Reputation: 861
How do you search a websites source code with C#? hard to explain, heres the source for doing it in python
import urllib2, re
word = "How to ask"
source = urllib2.urlopen("http://stackoverflow.com").read()
if re.search(word,source):
print "Found it "+word
Upvotes: 4
Views: 15418
Reputation: 15916
If you want to access the raw HTML from a web page you need to do the following:
So code something like:
string pageContent = null;
HttpWebRequest myReq = (HttpWebRequest)WebRequest.Create("http://example.com/page.html");
HttpWebResponse myres = (HttpWebResponse)myReq.GetResponse();
using (StreamReader sr = new StreamReader(myres.GetResponseStream()))
{
pageContent = sr.ReadToEnd();
}
if (pageContent.Contains("YourSearchWord"))
{
//Found It
}
Upvotes: 8
Reputation: 6450
I guess this is as close as you'll get in C# to your python code.
using System;
using System.Net;
class Program
{
static void Main()
{
string word = "How to ask";
string source = (new WebClient()).DownloadString("http://stackoverflow.com/");
if(source.Contains(word))
Console.WriteLine("Found it " + word);
}
}
I'm not sure if re.search(#, #) is case sensitive or not.
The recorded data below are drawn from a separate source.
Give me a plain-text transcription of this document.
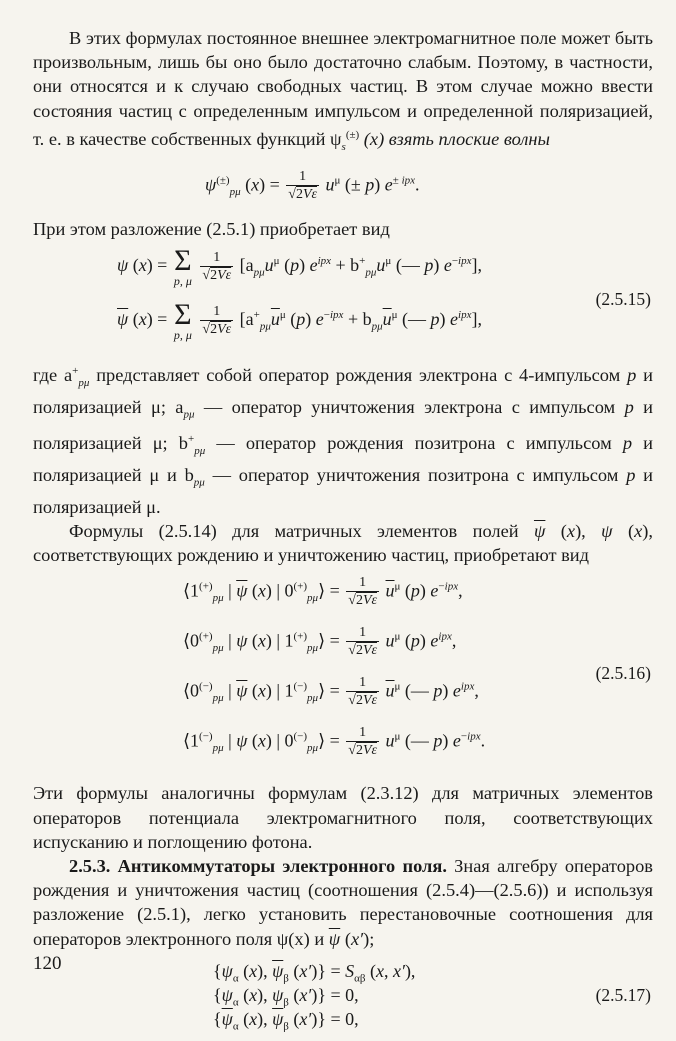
В этих формулах постоянное внешнее электромагнитное поле может быть произвольным, лишь бы оно было достаточно слабым. Поэтому, в частности, они относятся и к случаю свободных частиц. В этом случае можно ввести состояния частиц с определенным импульсом и определенной поляризацией, т. е. в качестве собственных функций $\psi_s^{(\pm)}$ (x) взять плоские волны

$\psi^{(\pm)}_{p\mu}$ $(x) = \frac{1}{√2V\varepsilon} u^\mu$ (± p) $e^{\pm ipx}$.

При этом разложение (2.5.1) приобретает вид

ψ (x) = Σ
p, μ
$\frac{1}{√2V\varepsilon} [a_{p\mu}u^\mu$ (p) $e^{ipx} + b^+_{p\mu}u^\mu$ (— p) $e^{-ipx}$],
$\overline{\psi}$ (x) = Σ
p, μ
$\frac{1}{√2V\varepsilon} [a^+_{p\mu}\overline{u}^\mu$ (p) $e^{-ipx} + b_{p\mu}\overline{u}^\mu$ (— p) $e^{ipx}$],
(2.5.15)

где $a^+_{p\mu}$ представляет собой оператор рождения электрона с 4-импульсом p и поляризацией μ; $a_{p\mu}$ — оператор уничтожения электрона с импульсом p и поляризацией μ; $b^+_{p\mu}$ — оператор рождения позитрона с импульсом p и поляризацией μ и $b_{p\mu}$ — оператор уничтожения позитрона с импульсом p и поляризацией μ.

Формулы (2.5.14) для матричных элементов полей $\overline{\psi}$ (x), ψ (x), соответствующих рождению и уничтожению частиц, приобретают вид

$⟨1^{(+)}_{p\mu}$ | $\overline{\psi}$ (x) | $0^{(+)}_{p\mu}⟩ = \frac{1}{√2V\varepsilon} \overline{u}^\mu$ (p) $e^{-ipx}$,
$⟨0^{(+)}_{p\mu}$ | ψ (x) | $1^{(+)}_{p\mu}⟩ = \frac{1}{√2V\varepsilon} u^\mu$ (p) $e^{ipx}$,
$⟨0^{(-)}_{p\mu}$ | $\overline{\psi}$ (x) | $1^{(-)}_{p\mu}⟩ = \frac{1}{√2V\varepsilon} \overline{u}^\mu$ (— p) $e^{ipx}$,
$⟨1^{(-)}_{p\mu}$ | ψ (x) | $0^{(-)}_{p\mu}⟩ = \frac{1}{√2V\varepsilon} u^\mu$ (— p) $e^{-ipx}$.
(2.5.16)

Эти формулы аналогичны формулам (2.3.12) для матричных элементов операторов потенциала электромагнитного поля, соответствующих испусканию и поглощению фотона.

2.5.3. Антикоммутаторы электронного поля. Зная алгебру операторов рождения и уничтожения частиц (соотношения (2.5.4)—(2.5.6)) и используя разложение (2.5.1), легко установить перестановочные соотношения для операторов электронного поля ψ(x) и $\overline{\psi}$ (x′);

{$\psi_\alpha$ (x), $\overline{\psi}_\beta$ $(x')\} = S_{\alpha\beta}$ (x, x′),
{$\psi_\alpha$ (x), $\psi_\beta$ (x′)} = 0,
{$\overline{\psi}_\alpha$ (x), $\overline{\psi}_\beta$ (x′)} = 0,
(2.5.17)
120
If it's not you could use...
if(source.IndexOf(word, StringComparison.InvariantCultureIgnoreCase) > -1)
instead.
Upvotes: 2
Reputation: 48088
Here is the source for getting HTML code of a page, you can add your search method later :
string url = "http://someurl.com/default.aspx";
WebRequest webRequest=WebRequest.Create(url);
WebResponse response=webRequest.GetResponse();
Stream str=response.GetResponseStream();
StreamReader reader=new StreamReader(str);
string source=reader.ReadToEnd();
Hope this helps.
Upvotes: 0